No presente estudo, investigou-se radiograficamente a existência de correlação entre alguns fatores de risco para fratura na região do quadril em indivíduos de diferentes faixas etárias da população brasileira. Como resistência óssea tem sido descrita como uma variável dependente da massa e da geometria ósseas, foram estudados o índice de Singh, o ângulo cervicodiafisário, a comprimento do eixo do quadril e a largura do colo do fêmur. Calis et al estudaram 261 radiografias panorâmicas de bacia de mulheres pós-menopausa (232 sem fratura e 29 com fratura do colo do fêmur) e avaliaram 10 medidas geométricas da região do quadril, dentre elas, o ACD, o CEQ e a LCF(35). Observaram aumento significativo no ACD e na LCF nas mulheres com fratura, não existindo diferença estatística com relação ao CEQ. No entanto, esses autores não relacionaram as variáveis geométricas ao índice de Singh.

Não fomos capazes de demonstrar diferença significativa no ACD, no CEQ e na LCF entre as faixas etárias nos participantes de nosso estudo. Observamos tendência nos indivíduos do grupo 1 (20 a 39 anos) a apresentarem ACD maior do que os do grupo 3 (> 65 anos); no entanto, essa diferença não foi estatisticamente significativa. Além disso, não existe diferença significativa entre as três mensurações geométricas e o índice de Singh na população estudada. Interessante fato ocorreu nos participantes com idade acima de 65 anos. Foi observado ACD significativamente maior nos indivíduos que apresentavam má qualidade óssea (Singh III, II e I). Frost demonstrou que cargas mecânicas exercidas sobre o osso causam lento processo de modelação, aumentando sua resistência(36). Quando esse fenômeno não ocorre adequadamente, observa-se radiograficamente osteopenia por desuso, caracterizada por menor quantidade de osso esponjoso, aumento da cavidade medular e cortical mais fina. Desequilíbrio no turnover ósseo é o estágio final do processo de deterioração do esqueleto(29). Acreditamos que os pacientes idosos com índice de Singh alto (VI, V e IV) apresentem menor risco de fratura por manter seu turnover ósseo em equilíbrio, demonstrado por melhor estoque ósseo e colo femoral mais varo.

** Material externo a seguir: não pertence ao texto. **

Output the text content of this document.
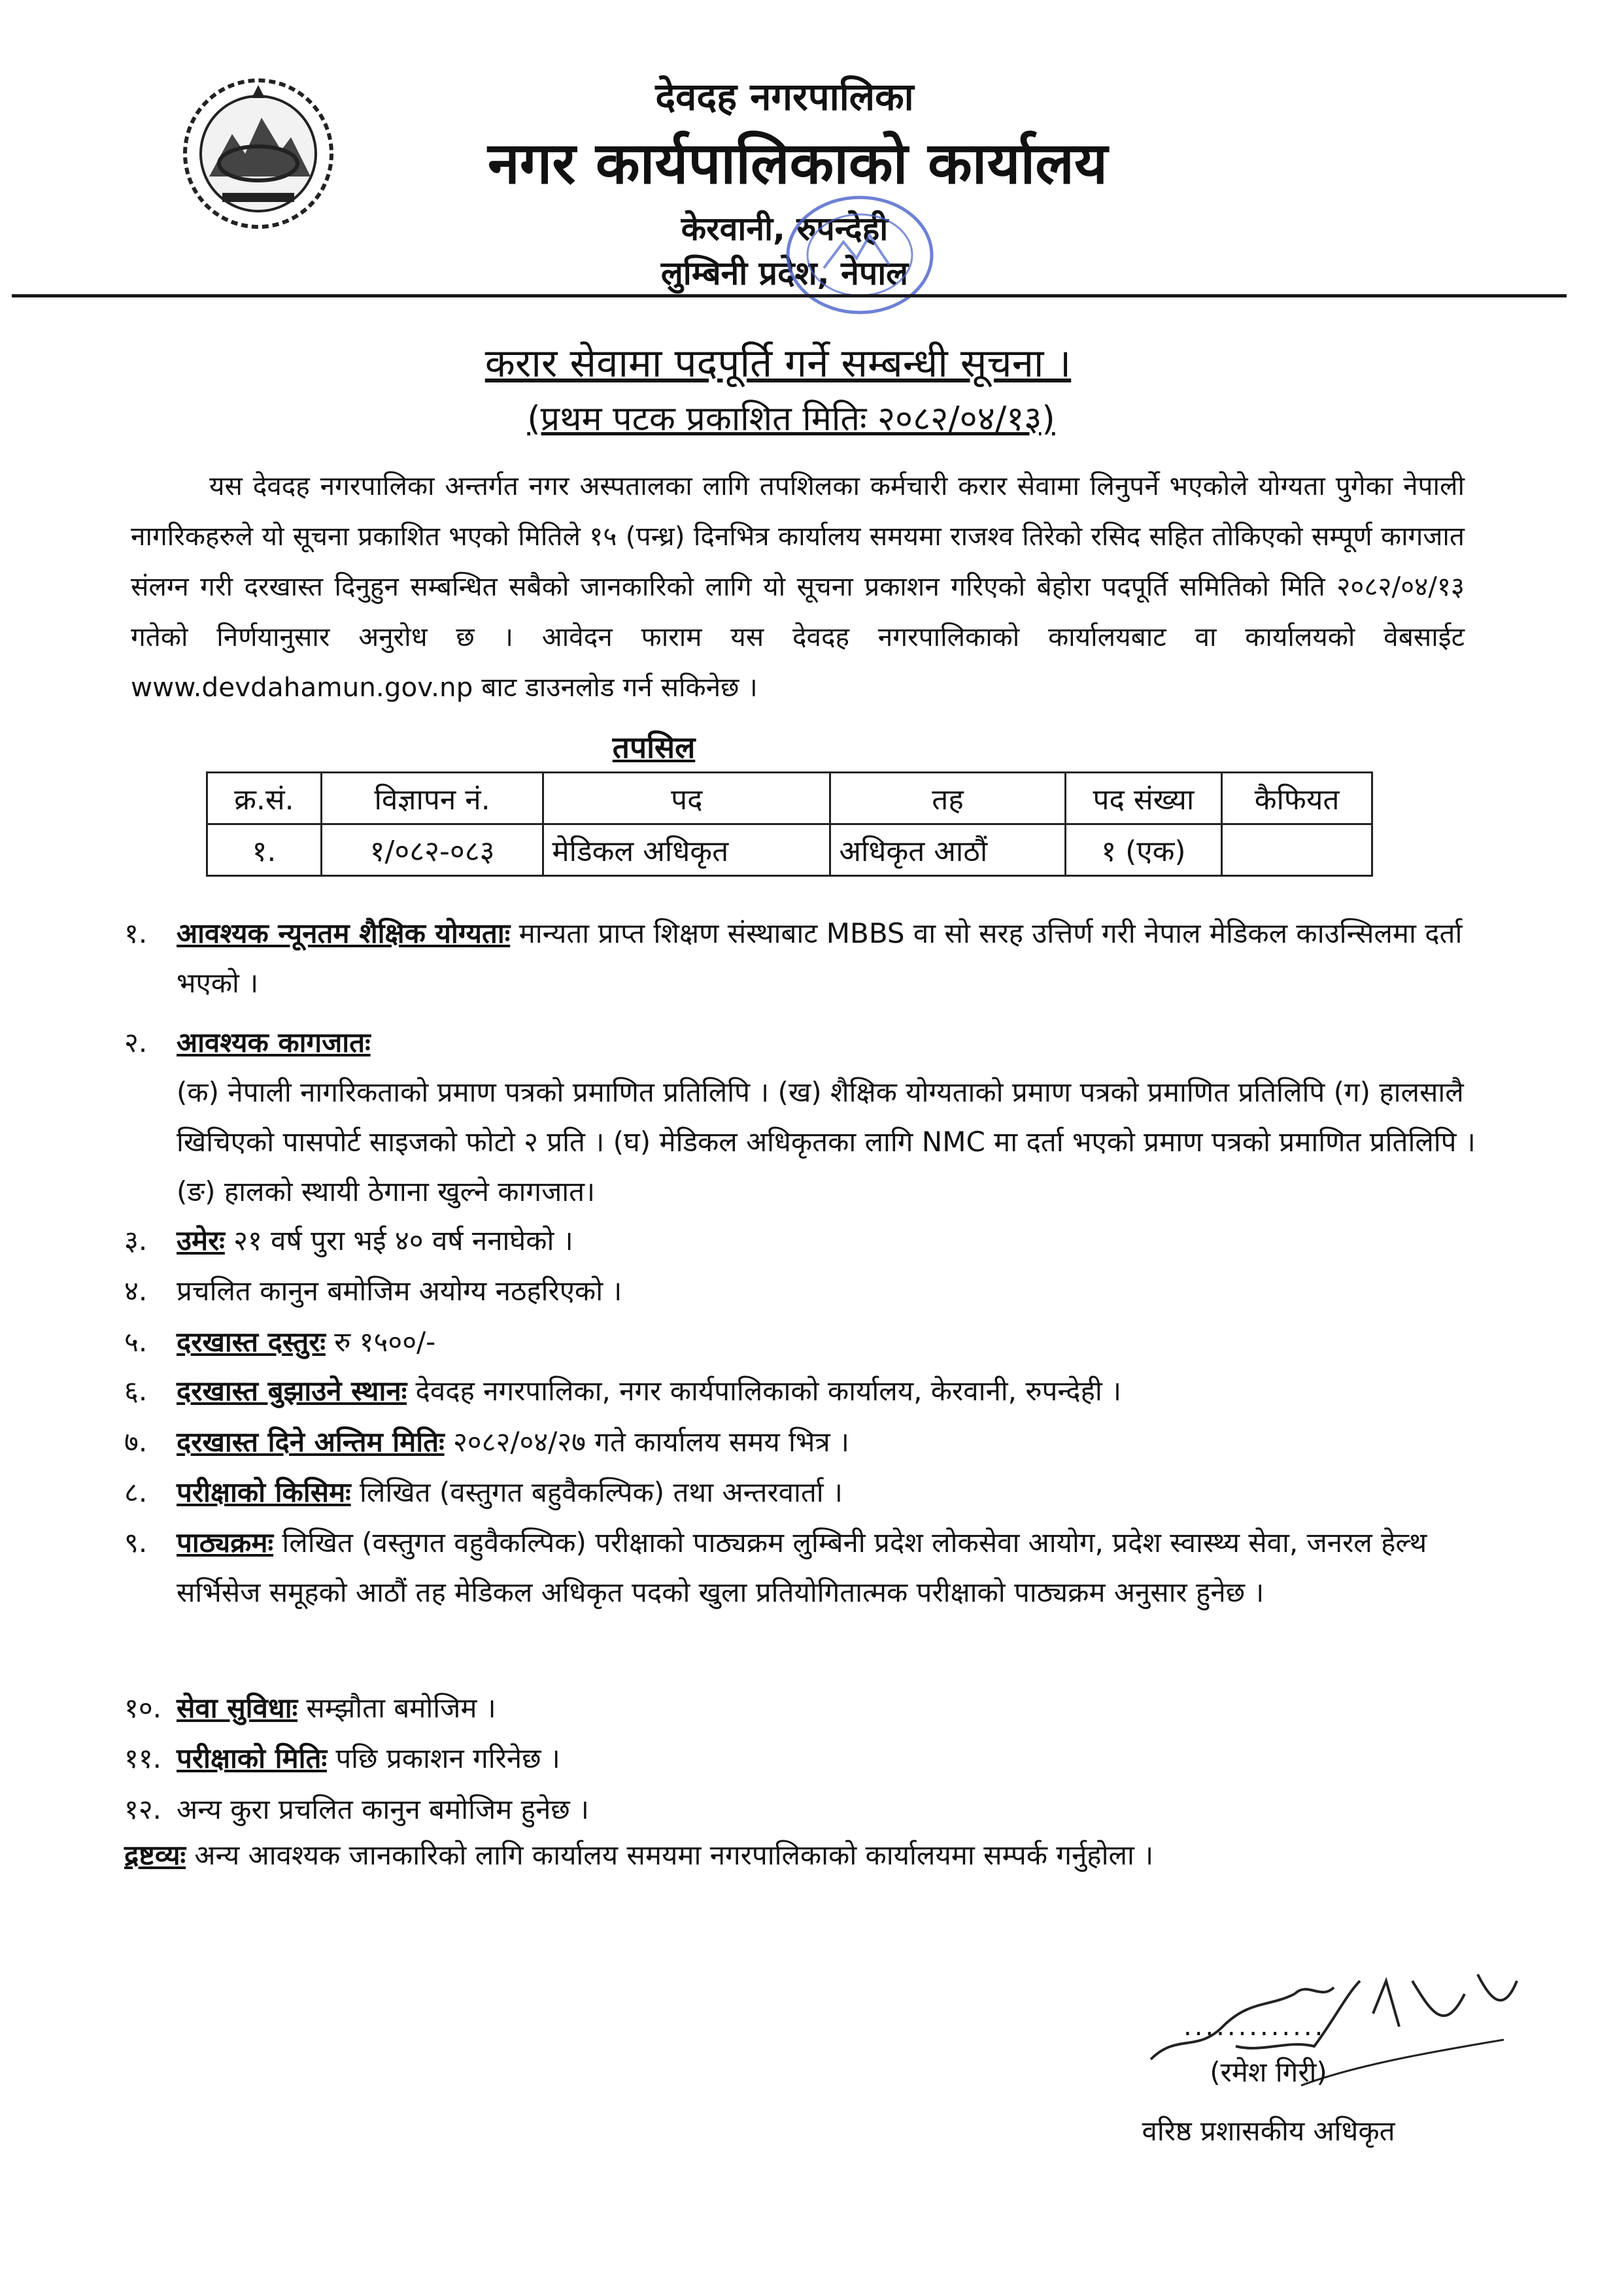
देवदह नगरपालिका
नगर कार्यपालिकाको कार्यालय
केरवानी, रुपन्देही
लुम्बिनी प्रदेश, नेपाल
करार सेवामा पदपूर्ति गर्ने सम्बन्धी सूचना ।
(प्रथम पटक प्रकाशित मितिः २०८२/०४/१३)
यस देवदह नगरपालिका अन्तर्गत नगर अस्पतालका लागि तपशिलका कर्मचारी करार सेवामा लिनुपर्ने भएकोले योग्यता पुगेका नेपाली नागरिकहरुले यो सूचना प्रकाशित भएको मितिले १५ (पन्ध्र) दिनभित्र कार्यालय समयमा राजश्व तिरेको रसिद सहित तोकिएको सम्पूर्ण कागजात संलग्न गरी दरखास्त दिनुहुन सम्बन्धित सबैको जानकारिको लागि यो सूचना प्रकाशन गरिएको बेहोरा पदपूर्ति समितिको मिति २०८२/०४/१३ गतेको निर्णयानुसार अनुरोध छ । आवेदन फाराम यस देवदह नगरपालिकाको कार्यालयबाट वा कार्यालयको वेबसाईट www.devdahamun.gov.np बाट डाउनलोड गर्न सकिनेछ ।
तपसिल
क्र.सं.	विज्ञापन नं.	पद	तह	पद संख्या	कैफियत
१.	१/०८२-०८३	मेडिकल अधिकृत	अधिकृत आठौं	१ (एक)	
१.	आवश्यक न्यूनतम शैक्षिक योग्यताः मान्यता प्राप्त शिक्षण संस्थाबाट MBBS वा सो सरह उत्तिर्ण गरी नेपाल मेडिकल काउन्सिलमा दर्ता भएको ।
२.	आवश्यक कागजातः
(क) नेपाली नागरिकताको प्रमाण पत्रको प्रमाणित प्रतिलिपि । (ख) शैक्षिक योग्यताको प्रमाण पत्रको प्रमाणित प्रतिलिपि (ग) हालसालै खिचिएको पासपोर्ट साइजको फोटो २ प्रति । (घ) मेडिकल अधिकृतका लागि NMC मा दर्ता भएको प्रमाण पत्रको प्रमाणित प्रतिलिपि । (ङ) हालको स्थायी ठेगाना खुल्ने कागजात।
३.	उमेरः २१ वर्ष पुरा भई ४० वर्ष ननाघेको ।
४.	प्रचलित कानुन बमोजिम अयोग्य नठहरिएको ।
५.	दरखास्त दस्तुरः रु १५००/-
६.	दरखास्त बुझाउने स्थानः देवदह नगरपालिका, नगर कार्यपालिकाको कार्यालय, केरवानी, रुपन्देही ।
७.	दरखास्त दिने अन्तिम मितिः २०८२/०४/२७ गते कार्यालय समय भित्र ।
८.	परीक्षाको किसिमः लिखित (वस्तुगत बहुवैकल्पिक) तथा अन्तरवार्ता ।
९.	पाठ्यक्रमः लिखित (वस्तुगत वहुवैकल्पिक) परीक्षाको पाठ्यक्रम लुम्बिनी प्रदेश लोकसेवा आयोग, प्रदेश स्वास्थ्य सेवा, जनरल हेल्थ सर्भिसेज समूहको आठौं तह मेडिकल अधिकृत पदको खुला प्रतियोगितात्मक परीक्षाको पाठ्यक्रम अनुसार हुनेछ ।
१०. सेवा सुविधाः सम्झौता बमोजिम ।
११. परीक्षाको मितिः पछि प्रकाशन गरिनेछ ।
१२. अन्य कुरा प्रचलित कानुन बमोजिम हुनेछ ।
द्रष्टव्यः अन्य आवश्यक जानकारिको लागि कार्यालय समयमा नगरपालिकाको कार्यालयमा सम्पर्क गर्नुहोला ।
.............
(रमेश गिरी)
वरिष्ठ प्रशासकीय अधिकृत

Quanto às medidas geométricas estudadas, observou-se nas três faixas etárias que existe correlação significativa direta entre o CEQ e a LCF e indireta entre o ACD e a LCF. Quanto maior o comprimento do eixo do quadril, maior a largura do colo do fêmur e quanto maior a largura do colo do fêmur, menor o ângulo cervicodiafisário. Essa última observação, a nosso ver, corrobora a teoria da estática mecânica de Frost, demonstrando que idosos com boa massa óssea sofrem adaptação da geometria da extremidade superior do fêmur, reduzindo seu risco de fratura nessa região.

CONCLUSÕES

1) Existe associação significativa entre a faixa etária e o índice de Singh, demonstrando que indivíduos mais jovens têm melhor qualidade óssea.

2) Na população com mais de 65 anos de idade, existe diferença significativa na média do ACD entre os graus do índice de Singh, demonstrando que indivíduos com má qualidade óssea apresentam colo femoral mais valgo.

3) A utilização da radiografia panorâmica da bacia é ferramenta útil para a avaliação da existência de fatores de risco para fratura da extremidade superior do fêmur na população de idosos. O índice de Singh e o ângulo cervicodiafisário são bons parâmetros, tanto independentes quanto em correlação, para a predição de pacientes em risco para fratura do quadril.